Malheureusement, comme nous l'avons dit, on ne connaît pas de correspondance de D'Alembert à cette époque. Néanmoins on sait qu'il est introduit dans les salons, probablement par Maupertuis, au plus tard en 1743, dans celui de Mme du Deffand, dans celui de Mme Geoffrin. A l'époque, Mme de Tencin (qui est la mère de D'Alembert !) tient l'un des salons les plus en vue de Paris où viennent les académiciens les plus renommés, Mairan, Maupertuis et Fontenelle. Difficile de croire que, même si D'Alembert n'a aucune relation avec sa mère, dans ce petit monde où tous se connaissent, la parenté ne fasse rien à l'affaire.
Coup sur coup, dans les quelques années qui suivent, D'Alembert enchaîne les traités et les mémoires les plus marquants: sur les fluides, le théorème fondamental de l'algèbre, les cordes vibrantes, la précession des équinoxes, la théorie de la Lune. Mais ce qui change sous un autre aspect le cours de sa vie, c'est le prix de l'Académie de Berlin sur la Cause générale des Vents, en 1746. La pièce de l'auteur est remarquable, bien qu'elle réponde assez peu au problème posé, qu'elle soit plutôt une théorie des marées atmosphériques et qu'elle apporte plus de nouveauté en mathématiques qu'en physique. Surtout, elle lui ouvre l'amitié de Frédéric II et lui permet une correspondance dense avec Euler, le plus grand mathématicien du siècle. 1749 marque une apogée.

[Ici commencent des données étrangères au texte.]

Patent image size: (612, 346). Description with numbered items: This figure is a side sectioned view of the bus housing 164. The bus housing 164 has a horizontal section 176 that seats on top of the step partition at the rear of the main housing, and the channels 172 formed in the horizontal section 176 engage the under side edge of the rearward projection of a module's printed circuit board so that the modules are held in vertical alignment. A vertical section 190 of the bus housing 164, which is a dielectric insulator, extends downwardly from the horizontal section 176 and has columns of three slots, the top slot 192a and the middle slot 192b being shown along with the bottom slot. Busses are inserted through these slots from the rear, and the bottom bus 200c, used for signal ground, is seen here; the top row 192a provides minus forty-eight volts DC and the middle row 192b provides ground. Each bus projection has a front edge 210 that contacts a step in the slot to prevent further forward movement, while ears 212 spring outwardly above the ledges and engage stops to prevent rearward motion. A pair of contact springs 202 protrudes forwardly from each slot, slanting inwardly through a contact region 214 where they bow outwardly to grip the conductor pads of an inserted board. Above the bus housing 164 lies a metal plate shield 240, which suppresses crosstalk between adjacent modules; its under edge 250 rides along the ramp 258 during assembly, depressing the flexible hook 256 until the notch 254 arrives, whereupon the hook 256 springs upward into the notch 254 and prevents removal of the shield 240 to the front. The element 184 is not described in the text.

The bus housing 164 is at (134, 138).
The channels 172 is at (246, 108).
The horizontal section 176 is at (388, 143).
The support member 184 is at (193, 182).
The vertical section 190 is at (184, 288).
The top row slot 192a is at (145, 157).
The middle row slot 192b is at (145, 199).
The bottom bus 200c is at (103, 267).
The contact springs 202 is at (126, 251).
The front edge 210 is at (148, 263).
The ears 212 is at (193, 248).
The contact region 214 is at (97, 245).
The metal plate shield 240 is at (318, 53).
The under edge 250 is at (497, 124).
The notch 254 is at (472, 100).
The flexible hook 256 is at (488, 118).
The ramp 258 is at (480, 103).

La décennie de l'Encyclopédie


D'Alembert s'est engagé plus tôt qu'on ne croit dans l'aventure encyclopédique, dès décembre 1745. Dans l'une des premières lettres qu'on connaisse de lui, il écrit à Adhémar, au printemps 1746: je traduis "une colomne par jour du dictionnaire anglois des arts [... ce] qui me vaut trois louis par mois".
Il s'agit bien sûr de la Cyclopaedia de Chambers (la première édition est de 1728) qui constitue le point de départ de l'Encyclopédie. A l'époque c'est l'abbé de Gua qui est chargé par les libraires de la coordination intellectuelle de l'entreprise, mais cette tâche va vite être confiée à Diderot et à D'Alembert. Entre ces deux hommes, Rousseau, Condillac, etc. c'est alors l'effervescence.
Le Prospectus sort en 1750, le premier volume fin janvier 1751, avec le "Discours préliminaire" signé D'Alembert. Le Discours vaut à D'Alembert la haine des conservateurs et des dévots. Mais il lui vaut aussi l'admiration des Philosophes. Mme du Deffand se lance dans une campagne tous azimuts pour faire élire D'Alembert à l'Académie française: le 28 novembre 1754, la chose est faite, après plusieurs échecs. La première édition des Mélanges de littérature, d'histoire et de philosophie, publiée "à Berlin", en fait à Paris, en 1753 était-elle un dossier de candidature à l'Académie française ou bien un ouvrage original, cohérent au-delà de son aspect anarchique ? C'est ce que nous examinons dans un autre chapitre. En tout cas, D'Alembert joint maintenant la gloire littéraire à la gloire scientifique.
L'implication du savant est intense dans l'Encyclopédie jusqu'au début 1758, c'est-à-dire jusqu'à la polémique de l'article "Genève" et à l'attaque massive des adversaires des Philosophes.
D'Alembert rédige des articles, surtout de mathématiques et de physique, mais il recrute aussi des collaborateurs tant dans les académies des sciences que chez les philosophes les plus prestigieux (voir le chapitre consacré à cette question). Bien que sa participation soit moindre que celle de Diderot, c'est souvent lui qui en est considéré alors (en partie à tort) comme l'âme, surtout dans les pays étrangers.



Figure 2

Lettre de D'Alembert du 27 juin 1758 à Rousseau, un des détracteurs de l'article "Genève" de l'Encyclopédie. Deux jours plus tôt, Rousseau s'était justifié en lui écrivant qu'il avait "tâché d'accorder ce que je vous dois avec ce que je dois  à ma Patrie".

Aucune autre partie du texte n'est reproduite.